A variety of isolation barriers are known, including the use of optical isolators that convert input electrical signals to light levels or pulses generated by light emitting diodes, and then receive and convert the light signals back into electrical signals. Isolators also exist which are based upon the use of Hall effect devices, magneto-resistive sensors, capacitive isolators and coil- or transformer-based (with core or coreless) isolators.
Isolation barriers are used to protect users by safely controlling the flow of power that is supplied from an ac supply to a load based in response to user commands. More specifically, for example, a typical motor drive system may include three power domains: command, control, and power. A safety constraint imposed upon the high voltage system is that the user command circuits must be galvanically isolated from dangerous voltages on the power circuit. In general, a determination is made as to whether to place an isolation barrier between the command and the control circuits or to place an isolation barrier between the control and the power circuits.
FIG. 1 is an illustrative schematic diagram of a motor control system 102 showing electrical isolation between a live power domain 104 and safety-earth power domain 106. Electrical separation of the two power domains is represented by the dashed line 107. The live power domain 104 includes AC voltage supply 108, AC-to-DC converter 109, drive stage 110 and motor 112. The drive stage 110 includes multiple Insulated-Gate Bipolar Transistors (IGBTs) 114 or power MOSFet (Metal Oxide Semiconductor Field effect transistor) configured to convert a DC voltage to a provide a multi-phase, typically three-phase AC drive current provided to the motor 112 coupled as shown. The safety-earth power domain 106 includes control circuit 116 and communication circuits 118. The control circuit 116 produces signals to control operation of the drive stage 110 in response to feedback signals produced by the drive stage 110. The communication circuit 118, which may include local user interface controls such as keyboard and mouse (not shown) or remote control signals through a bus system (not shown), for example, receives user input commands for delivery to the control circuit 116. First control lines 120 are coupled to communicate drive control signals from the control circuit 116 to the drive stage 110. Second control lines 122 are coupled to communicate current feedback control signals from the output of the drive stage 110 to the control circuit 116. Third control lines 123 are coupled to communicate user input commands from the communication circuit 118 to the control circuit 116. First isolation circuits 124 coupled to the first control lines 120 impose a first electrical isolation barrier between the control circuit 116 and the drive stage 110. Second isolation circuits 126 coupled to the second control lines 122 impose a first electrical isolation barrier between the control circuit 116 and output of the drive stage 110. The first isolation circuit includes a separate transformer coupled to each one of the first lines 120 to separate it into two electrically isolated line segments. The second isolation circuit 122 includes a separate transformer in combination with a separate ADC modulator coupled to each one of the second lines 122 to separate it into two electrically isolated line segments.

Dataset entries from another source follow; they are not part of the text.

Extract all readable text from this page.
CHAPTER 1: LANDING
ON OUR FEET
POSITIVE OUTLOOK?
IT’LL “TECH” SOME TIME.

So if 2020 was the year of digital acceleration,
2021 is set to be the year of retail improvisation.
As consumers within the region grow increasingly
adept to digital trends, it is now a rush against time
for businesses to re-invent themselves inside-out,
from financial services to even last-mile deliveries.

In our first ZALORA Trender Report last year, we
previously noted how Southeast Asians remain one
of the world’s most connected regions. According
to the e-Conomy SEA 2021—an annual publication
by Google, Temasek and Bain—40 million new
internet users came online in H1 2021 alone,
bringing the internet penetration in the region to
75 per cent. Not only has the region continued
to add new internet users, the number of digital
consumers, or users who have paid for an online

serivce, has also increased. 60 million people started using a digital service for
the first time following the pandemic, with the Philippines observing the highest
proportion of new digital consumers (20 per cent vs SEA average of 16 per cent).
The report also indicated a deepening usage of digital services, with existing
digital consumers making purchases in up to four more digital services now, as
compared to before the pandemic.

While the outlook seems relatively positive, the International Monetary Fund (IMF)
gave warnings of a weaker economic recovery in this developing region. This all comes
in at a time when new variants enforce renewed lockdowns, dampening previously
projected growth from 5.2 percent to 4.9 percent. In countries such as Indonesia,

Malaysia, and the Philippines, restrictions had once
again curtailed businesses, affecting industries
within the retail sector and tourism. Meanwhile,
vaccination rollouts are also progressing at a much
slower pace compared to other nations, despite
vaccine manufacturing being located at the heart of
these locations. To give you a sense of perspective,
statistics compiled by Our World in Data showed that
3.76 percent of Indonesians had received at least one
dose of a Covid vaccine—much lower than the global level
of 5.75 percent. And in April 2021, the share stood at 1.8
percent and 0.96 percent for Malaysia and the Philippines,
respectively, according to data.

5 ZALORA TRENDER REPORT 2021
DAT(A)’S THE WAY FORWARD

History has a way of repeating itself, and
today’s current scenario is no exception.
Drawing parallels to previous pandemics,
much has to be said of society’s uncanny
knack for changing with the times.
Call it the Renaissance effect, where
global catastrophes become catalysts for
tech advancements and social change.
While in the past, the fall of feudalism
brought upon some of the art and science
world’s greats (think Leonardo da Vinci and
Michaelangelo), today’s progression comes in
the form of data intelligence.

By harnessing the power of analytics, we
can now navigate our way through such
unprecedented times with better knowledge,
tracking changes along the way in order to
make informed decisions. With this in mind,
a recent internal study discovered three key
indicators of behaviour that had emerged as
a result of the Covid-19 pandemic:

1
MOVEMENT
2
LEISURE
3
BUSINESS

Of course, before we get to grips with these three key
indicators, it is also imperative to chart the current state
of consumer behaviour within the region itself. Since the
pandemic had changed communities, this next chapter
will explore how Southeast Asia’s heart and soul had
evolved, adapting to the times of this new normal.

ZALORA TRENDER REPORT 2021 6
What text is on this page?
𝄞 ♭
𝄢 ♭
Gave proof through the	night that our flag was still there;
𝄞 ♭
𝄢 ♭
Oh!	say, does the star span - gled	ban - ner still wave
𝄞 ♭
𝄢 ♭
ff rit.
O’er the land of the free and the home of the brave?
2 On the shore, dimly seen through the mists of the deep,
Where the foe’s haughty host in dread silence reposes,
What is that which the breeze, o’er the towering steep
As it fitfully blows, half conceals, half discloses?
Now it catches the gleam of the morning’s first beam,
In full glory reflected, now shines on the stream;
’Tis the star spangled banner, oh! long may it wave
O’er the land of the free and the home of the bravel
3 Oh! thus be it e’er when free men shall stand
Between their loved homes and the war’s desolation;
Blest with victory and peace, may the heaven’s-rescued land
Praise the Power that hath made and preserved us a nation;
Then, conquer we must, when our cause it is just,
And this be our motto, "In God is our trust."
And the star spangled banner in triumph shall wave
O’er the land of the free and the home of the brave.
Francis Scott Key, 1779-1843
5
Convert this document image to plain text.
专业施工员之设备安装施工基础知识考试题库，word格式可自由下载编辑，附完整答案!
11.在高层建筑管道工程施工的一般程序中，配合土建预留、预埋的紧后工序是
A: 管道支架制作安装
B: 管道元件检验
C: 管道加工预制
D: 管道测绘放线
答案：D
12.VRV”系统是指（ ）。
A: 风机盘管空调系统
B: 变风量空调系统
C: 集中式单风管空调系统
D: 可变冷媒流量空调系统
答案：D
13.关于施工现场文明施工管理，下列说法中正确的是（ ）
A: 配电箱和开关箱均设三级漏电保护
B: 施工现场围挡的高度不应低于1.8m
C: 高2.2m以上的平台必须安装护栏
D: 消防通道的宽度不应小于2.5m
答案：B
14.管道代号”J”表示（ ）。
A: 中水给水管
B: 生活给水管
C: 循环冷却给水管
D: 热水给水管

Different levels of isolation may be provided between different power domains. Systems typically comply with safety requirements defined by international standards such as IEC 61800, IEC 61508 and IEC 62109 that cover applications like motor drives and solar inverters. Safety standards such as International Standard IEC 60950-1 and IEC 60747-17 specify several different electrical isolation levels. Functional isolation is used to enable system components to transmit and receive signals between them while maintaining signal integrity and amplification so that they can function properly. A functional isolation barrier typically does not protect a user from electrical shock. Basic isolation provides an additional second level of isolation to protect from electrical shock. Double isolation provides an additional level of isolation for safety reasons, i.e. twice the basic isolation. Reinforced isolation provides even greater protection from high voltages.
Placement of an isolation barrier between circuits can result in degraded signal integrity, added cost and increase in isolation barrier bulk, requiring additional physical space. As a consequence, a tradeoff often is necessary between the number signal lanes provided between electrical components within different power domains of a system and the level electrical isolation provided between them.
Boundaries between command, control, and power domains are sometimes blurred due to a recent trend to integrate more functions into fewer physically separate components. For example, certain control functions and command functions often are integrated within a common processor device. As a result, fewer physical power domain boundaries may exist within a system at which to locate isolation barriers.